I’m feeling “oversensitive” because I just finished a huge project at work that is currently being reviewed by the Brass Hats, as we refer to higher-up people in the federal government, the really tippy-top people in the Agency. No, I don’t work for the CIA, we all refer to our federal workplaces as The Agency. While they have relatively few comments on my work, I keep hoping to see some kind of little accolade in the Comments Section like “E-, this is so well-written and intensively researched. We are so lucky to have you at this Agency and surely we would not know what to do with ourselves if you had never been born and come to work here.” You know, some small crumb of praise thrown my way. A feel-good moment.
Yes, I know, I’m not four years old. I don’t need a plaque and an award and a ribbon every time I mangage to button my own clothes correctly. In general, I do feel people respond to praise and positive reinforcement better than criticism and negativity and I try to “supervise” that way although I don’t really supervise anyone right now. Except Polly the Beagle. And she runs me ragged. So I guess I’m not really qualified to say too much on this subject. But I always praised Sarah a lot and talked about all the things she could do. We had our heart-to-hearts in the early mornings when she was feeling anxious and we would discuss Big Feelings too and sometimes cry together, but I wanted her to feel good about her life and the world around her. School lunch in the cafeteria? Yum, so fun!!! Staying in a hotel for a week because of a power failure? We were having an adventure and could use the pool every day!

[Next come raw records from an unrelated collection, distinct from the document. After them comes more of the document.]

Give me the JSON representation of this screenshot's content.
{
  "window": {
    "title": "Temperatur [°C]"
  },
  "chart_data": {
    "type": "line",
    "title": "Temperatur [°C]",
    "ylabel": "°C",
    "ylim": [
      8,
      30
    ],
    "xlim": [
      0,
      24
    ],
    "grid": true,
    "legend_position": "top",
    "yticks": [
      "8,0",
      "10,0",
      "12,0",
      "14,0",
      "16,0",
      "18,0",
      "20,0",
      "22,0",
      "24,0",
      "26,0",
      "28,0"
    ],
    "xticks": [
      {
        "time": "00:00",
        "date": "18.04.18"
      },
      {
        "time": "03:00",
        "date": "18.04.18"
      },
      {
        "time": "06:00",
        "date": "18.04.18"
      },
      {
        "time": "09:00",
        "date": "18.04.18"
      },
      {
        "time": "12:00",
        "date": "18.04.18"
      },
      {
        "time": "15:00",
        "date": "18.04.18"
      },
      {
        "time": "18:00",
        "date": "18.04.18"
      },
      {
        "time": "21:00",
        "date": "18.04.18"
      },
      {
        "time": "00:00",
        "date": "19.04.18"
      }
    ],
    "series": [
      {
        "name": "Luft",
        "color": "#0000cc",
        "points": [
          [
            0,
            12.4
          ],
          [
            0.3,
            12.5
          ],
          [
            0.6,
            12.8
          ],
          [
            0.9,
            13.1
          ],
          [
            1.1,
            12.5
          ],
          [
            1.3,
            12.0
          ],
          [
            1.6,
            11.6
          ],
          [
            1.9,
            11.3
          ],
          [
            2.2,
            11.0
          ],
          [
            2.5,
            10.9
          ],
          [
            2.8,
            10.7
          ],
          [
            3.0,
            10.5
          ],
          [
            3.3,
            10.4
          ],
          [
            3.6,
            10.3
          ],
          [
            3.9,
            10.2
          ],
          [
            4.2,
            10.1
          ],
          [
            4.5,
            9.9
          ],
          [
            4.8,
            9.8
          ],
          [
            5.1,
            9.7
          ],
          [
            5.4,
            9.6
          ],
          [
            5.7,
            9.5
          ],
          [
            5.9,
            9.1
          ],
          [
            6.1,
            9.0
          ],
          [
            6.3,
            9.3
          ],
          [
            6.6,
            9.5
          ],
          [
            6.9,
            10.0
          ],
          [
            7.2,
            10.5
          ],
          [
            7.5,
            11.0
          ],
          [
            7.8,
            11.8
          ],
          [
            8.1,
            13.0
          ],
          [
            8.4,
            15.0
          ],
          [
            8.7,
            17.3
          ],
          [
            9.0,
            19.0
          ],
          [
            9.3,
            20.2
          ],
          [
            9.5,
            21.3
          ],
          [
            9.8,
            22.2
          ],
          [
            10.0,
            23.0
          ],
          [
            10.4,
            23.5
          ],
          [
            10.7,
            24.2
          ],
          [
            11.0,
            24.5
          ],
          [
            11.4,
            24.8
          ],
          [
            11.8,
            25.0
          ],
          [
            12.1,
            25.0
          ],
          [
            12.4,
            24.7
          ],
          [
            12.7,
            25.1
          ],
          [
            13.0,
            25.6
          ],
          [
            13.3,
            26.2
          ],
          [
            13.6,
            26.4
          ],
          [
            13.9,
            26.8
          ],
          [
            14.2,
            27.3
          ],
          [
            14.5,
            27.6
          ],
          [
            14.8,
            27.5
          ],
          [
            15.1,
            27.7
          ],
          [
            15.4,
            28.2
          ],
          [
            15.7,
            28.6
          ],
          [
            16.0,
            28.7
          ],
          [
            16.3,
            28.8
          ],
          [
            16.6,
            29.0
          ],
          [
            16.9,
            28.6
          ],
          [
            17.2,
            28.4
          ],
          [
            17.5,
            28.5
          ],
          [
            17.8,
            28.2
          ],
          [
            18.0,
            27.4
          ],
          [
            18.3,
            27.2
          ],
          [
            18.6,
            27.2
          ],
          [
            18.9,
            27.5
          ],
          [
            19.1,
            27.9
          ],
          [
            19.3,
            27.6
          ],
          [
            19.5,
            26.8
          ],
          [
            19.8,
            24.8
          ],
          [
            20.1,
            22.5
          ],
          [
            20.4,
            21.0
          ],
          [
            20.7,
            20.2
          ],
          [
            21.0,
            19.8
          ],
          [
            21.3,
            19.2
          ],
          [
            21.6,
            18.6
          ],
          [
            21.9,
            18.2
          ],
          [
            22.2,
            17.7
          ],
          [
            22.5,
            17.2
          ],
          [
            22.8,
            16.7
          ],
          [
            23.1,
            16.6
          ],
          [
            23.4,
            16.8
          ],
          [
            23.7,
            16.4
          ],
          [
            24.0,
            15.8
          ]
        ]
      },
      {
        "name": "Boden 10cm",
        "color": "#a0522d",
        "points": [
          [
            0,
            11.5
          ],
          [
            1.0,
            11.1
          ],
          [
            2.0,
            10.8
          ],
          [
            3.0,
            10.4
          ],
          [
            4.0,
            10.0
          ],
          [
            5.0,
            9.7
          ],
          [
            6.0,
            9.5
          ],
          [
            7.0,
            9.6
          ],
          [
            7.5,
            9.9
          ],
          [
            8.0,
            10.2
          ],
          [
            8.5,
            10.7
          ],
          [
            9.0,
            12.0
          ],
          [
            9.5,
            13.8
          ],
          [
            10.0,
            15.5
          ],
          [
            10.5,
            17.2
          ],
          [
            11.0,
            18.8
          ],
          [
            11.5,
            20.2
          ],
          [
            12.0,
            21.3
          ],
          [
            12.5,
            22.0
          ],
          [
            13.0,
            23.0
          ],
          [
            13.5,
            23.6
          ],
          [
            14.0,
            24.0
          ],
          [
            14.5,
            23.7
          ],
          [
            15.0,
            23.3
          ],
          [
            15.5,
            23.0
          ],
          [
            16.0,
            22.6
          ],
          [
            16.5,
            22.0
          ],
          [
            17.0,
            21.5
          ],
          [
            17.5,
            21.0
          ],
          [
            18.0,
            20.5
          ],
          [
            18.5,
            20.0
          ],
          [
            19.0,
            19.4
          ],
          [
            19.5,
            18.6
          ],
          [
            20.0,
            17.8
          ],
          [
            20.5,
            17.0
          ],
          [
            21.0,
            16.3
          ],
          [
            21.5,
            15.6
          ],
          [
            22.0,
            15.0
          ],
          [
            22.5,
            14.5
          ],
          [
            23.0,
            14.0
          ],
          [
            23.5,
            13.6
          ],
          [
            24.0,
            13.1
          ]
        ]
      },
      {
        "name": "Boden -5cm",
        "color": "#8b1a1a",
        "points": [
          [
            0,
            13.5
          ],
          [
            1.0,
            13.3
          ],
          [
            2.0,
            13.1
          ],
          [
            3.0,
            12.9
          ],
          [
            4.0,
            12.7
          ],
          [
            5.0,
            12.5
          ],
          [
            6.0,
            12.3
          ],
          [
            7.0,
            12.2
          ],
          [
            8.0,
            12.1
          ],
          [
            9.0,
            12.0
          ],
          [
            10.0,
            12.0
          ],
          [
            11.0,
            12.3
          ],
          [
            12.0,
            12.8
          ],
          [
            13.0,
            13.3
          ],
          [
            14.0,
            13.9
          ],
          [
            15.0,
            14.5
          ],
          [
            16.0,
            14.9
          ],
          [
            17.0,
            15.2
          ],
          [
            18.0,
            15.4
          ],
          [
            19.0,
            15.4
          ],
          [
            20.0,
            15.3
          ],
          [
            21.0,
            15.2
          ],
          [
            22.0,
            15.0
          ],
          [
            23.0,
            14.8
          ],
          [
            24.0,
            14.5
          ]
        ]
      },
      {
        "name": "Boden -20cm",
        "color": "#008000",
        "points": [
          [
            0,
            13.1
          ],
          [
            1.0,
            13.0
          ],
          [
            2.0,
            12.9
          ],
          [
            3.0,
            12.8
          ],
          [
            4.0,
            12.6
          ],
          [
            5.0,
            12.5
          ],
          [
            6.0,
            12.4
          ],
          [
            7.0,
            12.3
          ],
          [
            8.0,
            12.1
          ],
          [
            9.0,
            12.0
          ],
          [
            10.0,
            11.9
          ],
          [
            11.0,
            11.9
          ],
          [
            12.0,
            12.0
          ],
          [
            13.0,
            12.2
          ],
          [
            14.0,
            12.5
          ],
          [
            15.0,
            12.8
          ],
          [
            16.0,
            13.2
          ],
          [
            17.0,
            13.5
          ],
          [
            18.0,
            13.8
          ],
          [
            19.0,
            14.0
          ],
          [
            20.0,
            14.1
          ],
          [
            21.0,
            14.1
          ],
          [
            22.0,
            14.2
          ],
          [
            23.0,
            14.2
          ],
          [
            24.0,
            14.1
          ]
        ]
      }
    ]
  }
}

In the last couple of years of her life, she had some anxiety about her relationship with Daniel, her best friend/boyfriend from Sixth Grade up until she died. He was super loving and attentive with her but I think she had a lot of obsessional thoughts about the relationship and some jealousy and possessiveness over him. She would sometimes point to his pictures next to her bed and pull a sad face. Maybe he’d eaten lunch with other friends, or paid attention to another girl, I’m not sure. Max said that a friend of his from AA who also had a teenaged girl assured him this was typical girl behavior over teenage boys, but I felt bad for her. I gave her lots of pep talks.
I don’t know anymore if pep talks are such a good idea. I don’t want a pep talk right now about Sarah’s death, some crap about her being in a better place or God needing another angel. I can raise my mood for a little while but there’s no way to pep myself out of this.